We would like to once again thank the reviewer for their constructive comments and for acknowledging the importance of aligning compound AI systems. The clarifications provided above will strengthen the paper both theoretically and empirically.
References. Wallace et al. Diffusion Model Alignment Using Direct Preference Optimization.
The paper studies how workflows consisting of multiple non-differentiable components can be jointly optimized using datasets of preferences over the end outputs of the workflow. The paper views the workflow as a Bayesian graphical model and derives likelihood estimators for each component, which allows them to define a differentiable loss function over the entire workflow and optimize via a variant of DPO.

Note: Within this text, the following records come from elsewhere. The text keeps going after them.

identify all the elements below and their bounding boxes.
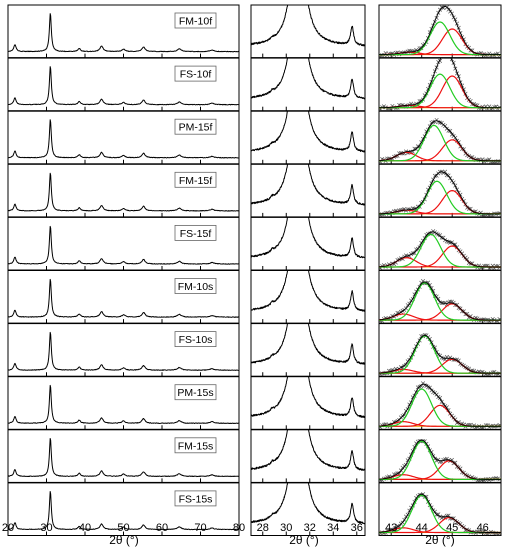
frame-zoom-FS-10f <box>250 57 366 112</box>
fit-envelope <box>379 171 501 215</box>
pattern-zoom-FM-15s <box>251 429 365 471</box>
sample-label-FS-10f: FS-10f <box>180 69 212 81</box>
fit-envelope <box>379 439 501 480</box>
frame-fit-FS-15f <box>378 216 502 271</box>
pattern-full-range-FS-10f <box>7 66 240 106</box>
pattern-zoom-FM-10s <box>251 270 365 312</box>
pattern-zoom-FS-15s <box>251 482 365 525</box>
fit-envelope <box>379 383 501 427</box>
sample-label-FS-15f: FS-15f <box>180 228 212 240</box>
tick-label-full-range: 30 <box>40 522 52 534</box>
frame-fit-FM-10f <box>378 4 502 59</box>
sample-label-box <box>174 490 217 507</box>
pattern-full-range-FS-15s <box>7 490 240 531</box>
tick-label-zoom: 32 <box>304 522 316 534</box>
pattern-full-range-FM-15s <box>7 437 240 478</box>
pattern-full-range-FS-10s <box>7 331 240 371</box>
sample-label-FM-10s: FM-10s <box>178 281 214 293</box>
sample-label-box <box>174 12 217 29</box>
fit-envelope <box>379 6 501 56</box>
tick-label-full-range: 40 <box>79 522 91 534</box>
tick-label-fit: 45 <box>446 522 458 534</box>
tick-label-fit: 43 <box>385 522 397 534</box>
pattern-full-range-FS-15f <box>7 225 240 265</box>
pattern-full-range-PM-15s <box>7 384 240 425</box>
sample-label-FM-15s: FM-15s <box>178 440 214 452</box>
tick-label-zoom: 30 <box>280 522 292 534</box>
pattern-full-range-PM-15f <box>7 119 240 159</box>
fit-envelope <box>379 58 501 109</box>
sample-label-FS-10s: FS-10s <box>179 334 213 346</box>
tick-label-fit: 44 <box>416 522 428 534</box>
tick-label-full-range: 80 <box>233 522 245 534</box>
sample-label-box <box>174 224 217 241</box>
frame-zoom-PM-15s <box>250 376 366 430</box>
pattern-zoom-FS-15f <box>251 217 365 259</box>
tick-label-zoom: 28 <box>257 522 269 534</box>
fit-43-46-panel: 43 44 45 46 <box>378 4 502 536</box>
frame-zoom-FS-10s <box>250 323 366 377</box>
xlabel-zoom: 2θ (°) <box>289 533 318 547</box>
frame-zoom-FM-10f <box>250 4 366 59</box>
sample-label-PM-15s: PM-15s <box>177 387 213 399</box>
frame-fit-FS-10s <box>378 323 502 377</box>
tick-label-full-range: 50 <box>117 522 129 534</box>
frame-zoom-FM-15f <box>250 163 366 218</box>
frame-zoom-FS-15s <box>250 482 366 536</box>
pattern-zoom-FS-10f <box>251 58 365 100</box>
tick-label-full-range: 70 <box>194 522 206 534</box>
pattern-zoom-FM-10f <box>251 5 365 47</box>
xlabel-full-range: 2θ (°) <box>109 533 138 547</box>
pattern-zoom-PM-15s <box>251 376 365 418</box>
fit-envelope <box>379 120 501 162</box>
fit-envelope <box>379 493 501 533</box>
tick-label-full-range: 60 <box>156 522 168 534</box>
sample-label-FS-15s: FS-15s <box>179 493 213 505</box>
pattern-zoom-FS-10s <box>251 323 365 365</box>
sample-label-FM-10f: FM-10f <box>179 16 212 28</box>
sample-label-box <box>174 65 217 82</box>
sample-label-box <box>174 118 217 135</box>
sample-label-box <box>174 384 217 401</box>
sample-label-PM-15f: PM-15f <box>179 122 213 134</box>
fit-envelope <box>379 334 501 374</box>
fit-envelope <box>379 231 501 268</box>
full-range-panel: FM-10f FS-10f PM-15f FM-15f FS-15f FM-10s FS-1… <box>2 4 245 536</box>
tick-label-full-range: 20 <box>2 522 14 534</box>
sample-label-box <box>174 437 217 454</box>
frame-fit-FS-10f <box>378 57 502 112</box>
pattern-zoom-FM-15f <box>251 164 365 206</box>
sample-label-FM-15f: FM-15f <box>179 175 212 187</box>
frame-zoom-FS-15f <box>250 216 366 271</box>
tick-label-fit: 46 <box>477 522 489 534</box>
sample-label-box <box>174 278 217 294</box>
frame-fit-FM-15s <box>378 429 502 483</box>
sample-label-box <box>174 331 217 348</box>
tick-label-zoom: 36 <box>351 522 363 534</box>
frame-zoom-PM-15f <box>250 110 366 165</box>
pattern-full-range-FM-15f <box>7 172 240 212</box>
xlabel-fit: 2θ (°) <box>425 533 454 547</box>
fit-envelope <box>379 281 501 321</box>
frame-zoom-FM-15s <box>250 429 366 483</box>
pattern-zoom-PM-15f <box>251 111 365 153</box>
sample-label-box <box>174 171 217 188</box>
pattern-full-range-FM-10s <box>7 278 240 318</box>
tick-label-zoom: 34 <box>327 522 339 534</box>
frame-zoom-FM-10s <box>250 270 366 324</box>
zoom-28-36-panel: 28 30 32 34 36 <box>250 4 366 536</box>
pattern-full-range-FM-10f <box>7 13 240 53</box>
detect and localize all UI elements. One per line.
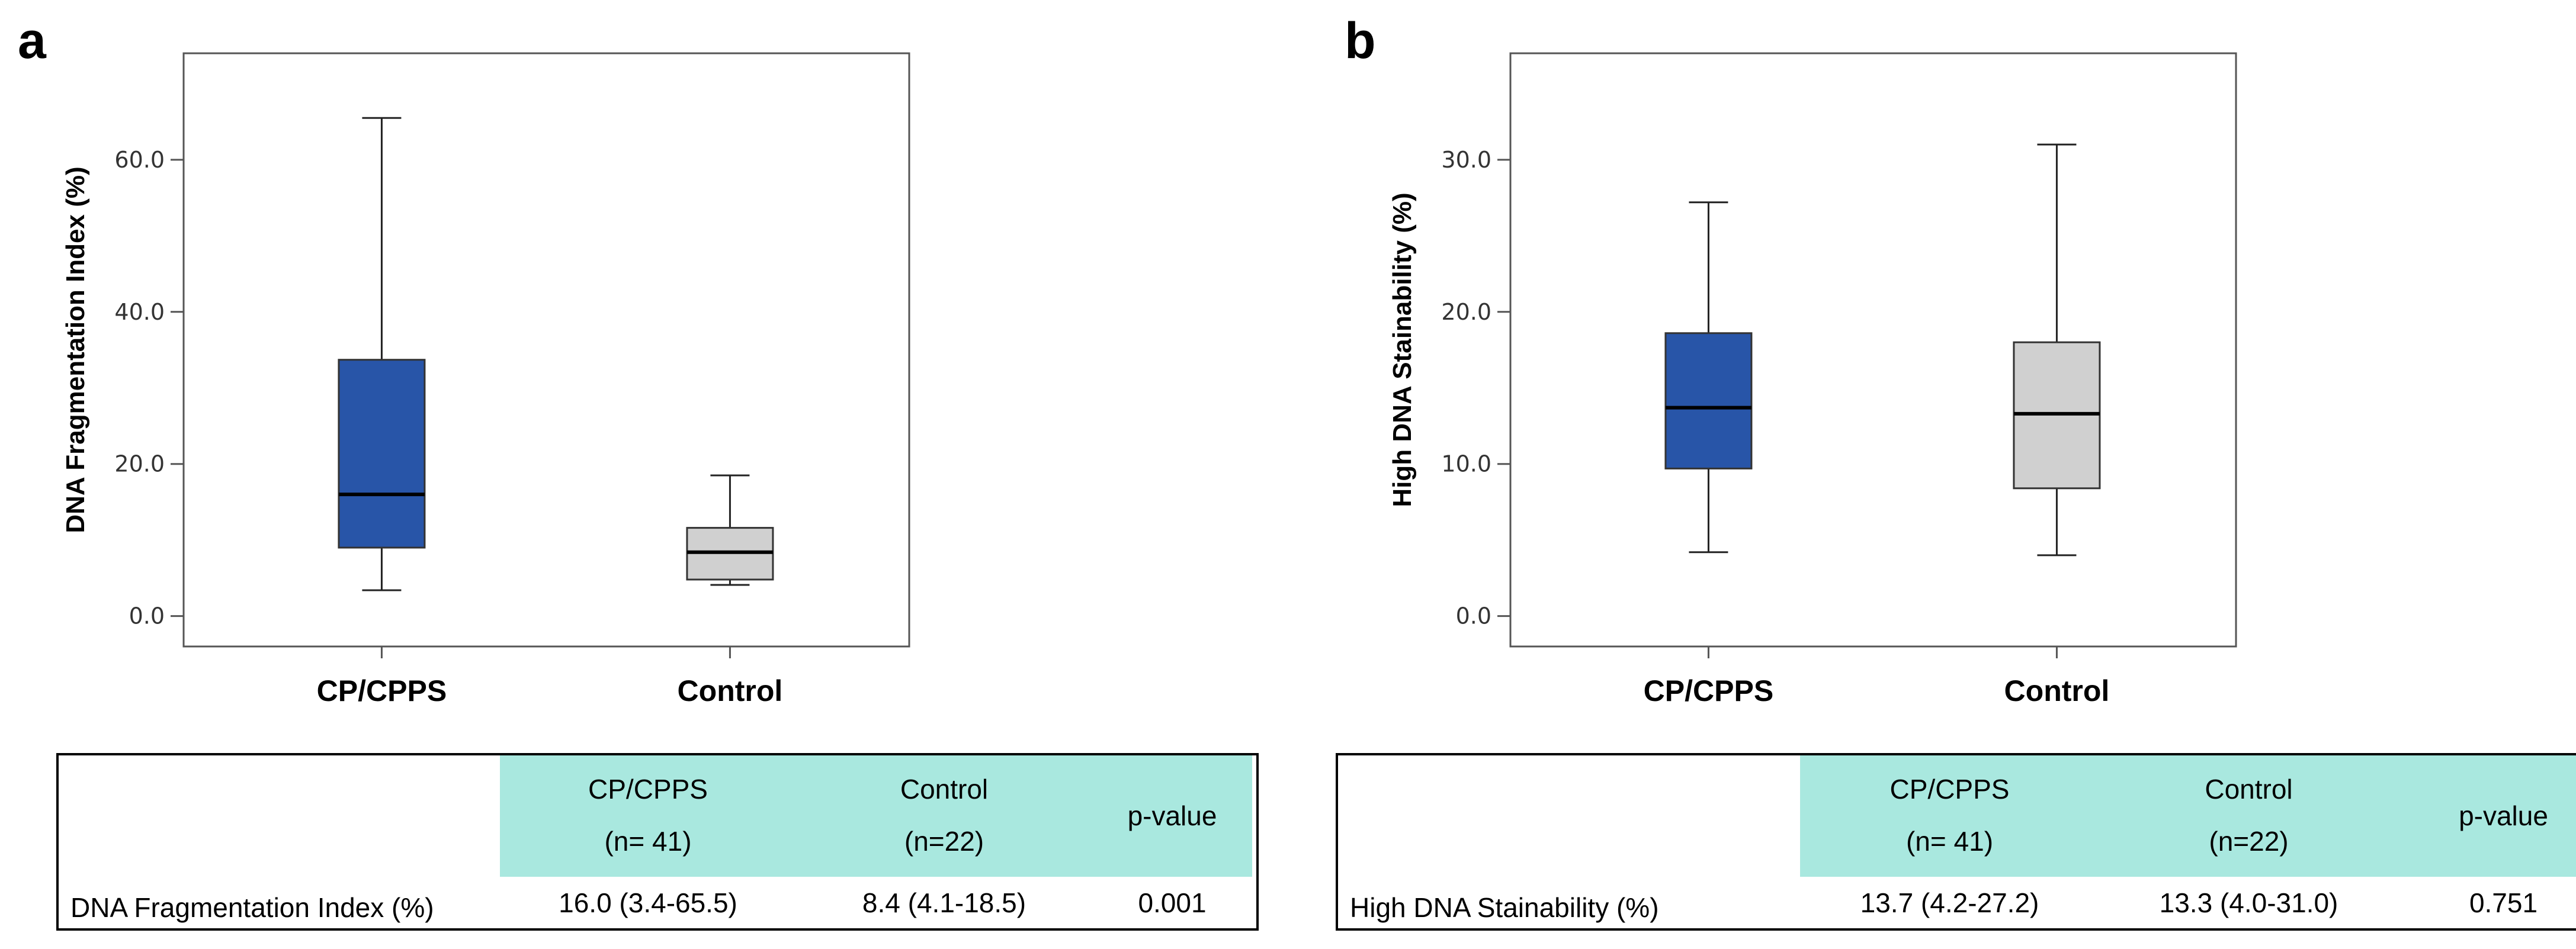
header-pvalue: p-value [1127,800,1217,831]
header-group1: CP/CPPS [1890,774,2010,805]
plot-frame [1509,52,2237,648]
panel-b: b 0.0 10.0 20.0 30.0 High DNA Stainability (… [1327,0,2576,949]
table-header-band [500,755,1252,877]
y-tick-label: 0.0 [1456,603,1491,629]
header-group2-n: (n=22) [2209,826,2289,857]
row-label: High DNA Stainability (%) [1350,892,1659,923]
y-tick-label: 20.0 [114,451,165,477]
header-group1: CP/CPPS [588,774,708,805]
y-tick-label: 30.0 [1441,147,1491,173]
panel-letter: a [18,12,46,69]
header-group1-n: (n= 41) [604,826,692,857]
table-header-band [1800,755,2576,877]
summary-table-b: CP/CPPS (n= 41) Control (n=22) p-value H… [1336,753,2576,931]
y-tick-label: 60.0 [114,147,165,173]
plot-frame [182,52,910,648]
y-axis-label: High DNA Stainability (%) [1388,192,1417,507]
cell-group1-value: 16.0 (3.4-65.5) [559,887,737,918]
cell-pvalue: 0.751 [2469,887,2538,918]
header-group1-n: (n= 41) [1905,826,1994,857]
row-label: DNA Fragmentation Index (%) [70,892,434,923]
cell-group2-value: 13.3 (4.0-31.0) [2159,887,2338,918]
cell-group2-value: 8.4 (4.1-18.5) [862,887,1026,918]
y-tick-label: 20.0 [1441,299,1491,325]
y-axis-label: DNA Fragmentation Index (%) [61,166,90,533]
x-category-label: CP/CPPS [317,674,447,707]
panel-letter: b [1345,12,1376,69]
header-pvalue: p-value [2459,800,2548,831]
header-group2-n: (n=22) [904,826,984,857]
x-category-label: CP/CPPS [1644,674,1774,707]
boxplot-chart-b: 0.0 10.0 20.0 30.0 High DNA Stainability (%)… [1388,52,2237,707]
box-cp-cpps [338,359,426,549]
x-category-label: Control [678,674,783,707]
y-tick-label: 0.0 [129,603,165,629]
boxplot-chart-a: 0.0 20.0 40.0 60.0 DNA Fragmentation Index (… [61,52,910,707]
panel-a: a 0.0 20.0 40.0 60.0 DNA Fragmentation Index… [0,0,1285,949]
cell-group1-value: 13.7 (4.2-27.2) [1860,887,2039,918]
y-tick-label: 40.0 [114,299,165,325]
box-cp-cpps [1664,332,1753,469]
summary-table-a: CP/CPPS (n= 41) Control (n=22) p-value D… [56,753,1259,931]
header-group2: Control [900,774,989,805]
x-category-label: Control [2004,674,2110,707]
y-tick-label: 10.0 [1441,451,1491,477]
cell-pvalue: 0.001 [1138,887,1207,918]
header-group2: Control [2205,774,2293,805]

All the reviewers agreed that the problem is well-motivated and significant, and the proposed approach is novel. The reviewers raised several questions and gave constructive suggestions to improve the experimental evidence; the authors incorporated the feedback, especially the additional experiments comparing to Monte Carlo sampling, evaluating on a larger (3-component) workflow, and clarifications on the derivations substantially strengthened the paper. No reviewer objects to the paper being accepted when revised with the additional experiments and discussions.